High economic hopes rest on Andrea Bocelli's sixth pop album, "Andrea"; its predecessor, "Romanza," has sold more than 15 million copies since its release in 1997. Bocelli's pop singing has become as inevitable and indispensable to commercials and TV dramas with Italian connections like "The Sopranos" as images of the Coliseum and the Leaning Tower of Pisa are to posters in pizza parlors. Without the success of his pop albums, it is doubtful Bocelli would have been able to record complete operas or pursue his career in operatic arena concerts or even in staged operatic productions.

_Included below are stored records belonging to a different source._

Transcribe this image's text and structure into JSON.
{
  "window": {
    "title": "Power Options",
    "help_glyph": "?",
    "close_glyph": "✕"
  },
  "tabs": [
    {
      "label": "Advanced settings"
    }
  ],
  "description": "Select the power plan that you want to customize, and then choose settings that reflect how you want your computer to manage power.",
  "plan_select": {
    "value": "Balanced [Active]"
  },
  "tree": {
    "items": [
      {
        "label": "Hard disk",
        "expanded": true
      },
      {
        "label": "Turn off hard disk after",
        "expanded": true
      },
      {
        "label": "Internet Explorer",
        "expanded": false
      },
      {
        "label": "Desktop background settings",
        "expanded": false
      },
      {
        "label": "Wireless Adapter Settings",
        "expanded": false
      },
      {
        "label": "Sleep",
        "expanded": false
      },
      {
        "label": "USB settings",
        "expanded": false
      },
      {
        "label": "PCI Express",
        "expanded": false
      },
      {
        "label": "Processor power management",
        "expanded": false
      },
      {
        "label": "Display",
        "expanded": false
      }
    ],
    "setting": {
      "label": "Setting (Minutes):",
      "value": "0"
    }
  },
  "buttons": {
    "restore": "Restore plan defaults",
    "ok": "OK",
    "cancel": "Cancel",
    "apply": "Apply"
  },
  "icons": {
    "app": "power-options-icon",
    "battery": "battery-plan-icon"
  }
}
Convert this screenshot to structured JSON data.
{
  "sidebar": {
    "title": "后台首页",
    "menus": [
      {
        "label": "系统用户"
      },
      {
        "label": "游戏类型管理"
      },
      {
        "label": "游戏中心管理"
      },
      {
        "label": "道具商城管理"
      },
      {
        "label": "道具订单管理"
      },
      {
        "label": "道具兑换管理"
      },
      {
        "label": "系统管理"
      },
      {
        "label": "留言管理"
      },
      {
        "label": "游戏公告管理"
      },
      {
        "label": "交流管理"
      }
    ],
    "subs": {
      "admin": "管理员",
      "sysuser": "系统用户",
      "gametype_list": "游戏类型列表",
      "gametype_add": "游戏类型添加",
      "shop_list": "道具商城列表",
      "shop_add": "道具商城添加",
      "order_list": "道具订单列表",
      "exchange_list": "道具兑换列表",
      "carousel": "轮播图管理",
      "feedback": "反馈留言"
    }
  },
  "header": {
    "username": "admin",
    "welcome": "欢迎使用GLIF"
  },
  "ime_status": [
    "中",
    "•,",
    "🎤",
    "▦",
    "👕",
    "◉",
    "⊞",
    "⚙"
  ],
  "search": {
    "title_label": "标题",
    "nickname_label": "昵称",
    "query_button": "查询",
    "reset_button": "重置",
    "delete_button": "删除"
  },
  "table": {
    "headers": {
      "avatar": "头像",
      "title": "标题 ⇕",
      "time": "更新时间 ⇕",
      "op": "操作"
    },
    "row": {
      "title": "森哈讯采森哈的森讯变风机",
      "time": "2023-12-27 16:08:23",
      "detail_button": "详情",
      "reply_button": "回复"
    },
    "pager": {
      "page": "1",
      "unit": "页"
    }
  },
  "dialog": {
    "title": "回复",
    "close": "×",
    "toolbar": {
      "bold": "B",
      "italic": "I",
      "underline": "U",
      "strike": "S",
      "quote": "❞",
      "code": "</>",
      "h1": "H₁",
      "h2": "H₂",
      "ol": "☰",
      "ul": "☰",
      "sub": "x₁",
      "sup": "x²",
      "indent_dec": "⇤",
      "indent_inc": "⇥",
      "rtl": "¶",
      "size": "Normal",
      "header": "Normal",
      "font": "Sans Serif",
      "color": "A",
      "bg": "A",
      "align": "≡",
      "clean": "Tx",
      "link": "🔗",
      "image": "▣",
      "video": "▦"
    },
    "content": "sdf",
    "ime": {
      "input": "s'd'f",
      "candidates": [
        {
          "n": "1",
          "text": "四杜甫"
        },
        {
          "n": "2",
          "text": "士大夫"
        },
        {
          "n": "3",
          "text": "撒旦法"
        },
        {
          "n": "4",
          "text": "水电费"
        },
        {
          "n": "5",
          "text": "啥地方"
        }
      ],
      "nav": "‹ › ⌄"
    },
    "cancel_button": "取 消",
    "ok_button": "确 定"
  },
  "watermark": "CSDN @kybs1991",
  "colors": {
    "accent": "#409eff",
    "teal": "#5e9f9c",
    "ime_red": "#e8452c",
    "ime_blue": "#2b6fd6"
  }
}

Bocelli knows he needs to capitalize on his previous successes; this new album has a few popera ballads of the kind he's famous for ("Liberta"); all the songs in Italian profit from the expressive clarity of his diction. But he is also eager to spread his wings. One track features him singing in Spanish and attempting to re-create the sound, style, and flourishes of a flamenco singer ("Sin Tu Amor"). Two tracks find him singing in accented but intelligible English ("When a Child Is Born" and "Go Where Love Goes"), an admirable attempt, although he sacrificies line and legato to do it. On more than one track he offers duets with himself; the only thing better than Bocelli, his producers must have thought, is two of them.

To these ears, only one of the new songs is memorable: "In-Canto," which is built along the lines of an old Italian song or Neapolitan ballad and is opened up by Bocelli in his usual full-hearted Italian style. One of them, "Per Noi," is built on an up-and-down scale and sounds like a vocal exercise. All are hideously overarranged, and most rely on the stale trick of steady upward modulation to bring the tenor to the roof of his voice.

Bocelli begins almost every number in a vibrant croon, sometimes adding a bit of gargle to it to suggest a bedroom voice -- it's meant to sound sexy but actually sounds pretty scratchy. Most end in the stratosphere; Bocelli pulls back from the high notes rather than raising the roof. Or he lets the engineer do it for him, presumably for fear of sounding overblown and operatic; instead he sounds narrow, pinched, and unattractive. It's not until the last note of "Tu ci sei," that we hear the round, poised, seductive timbre of the voice that conquered the world.

The producers of "Andrea" have too often paradoxically chosen to deny Bocelli's public what it pays good money to hear: the tender, romantic quality of the tenor's full voice.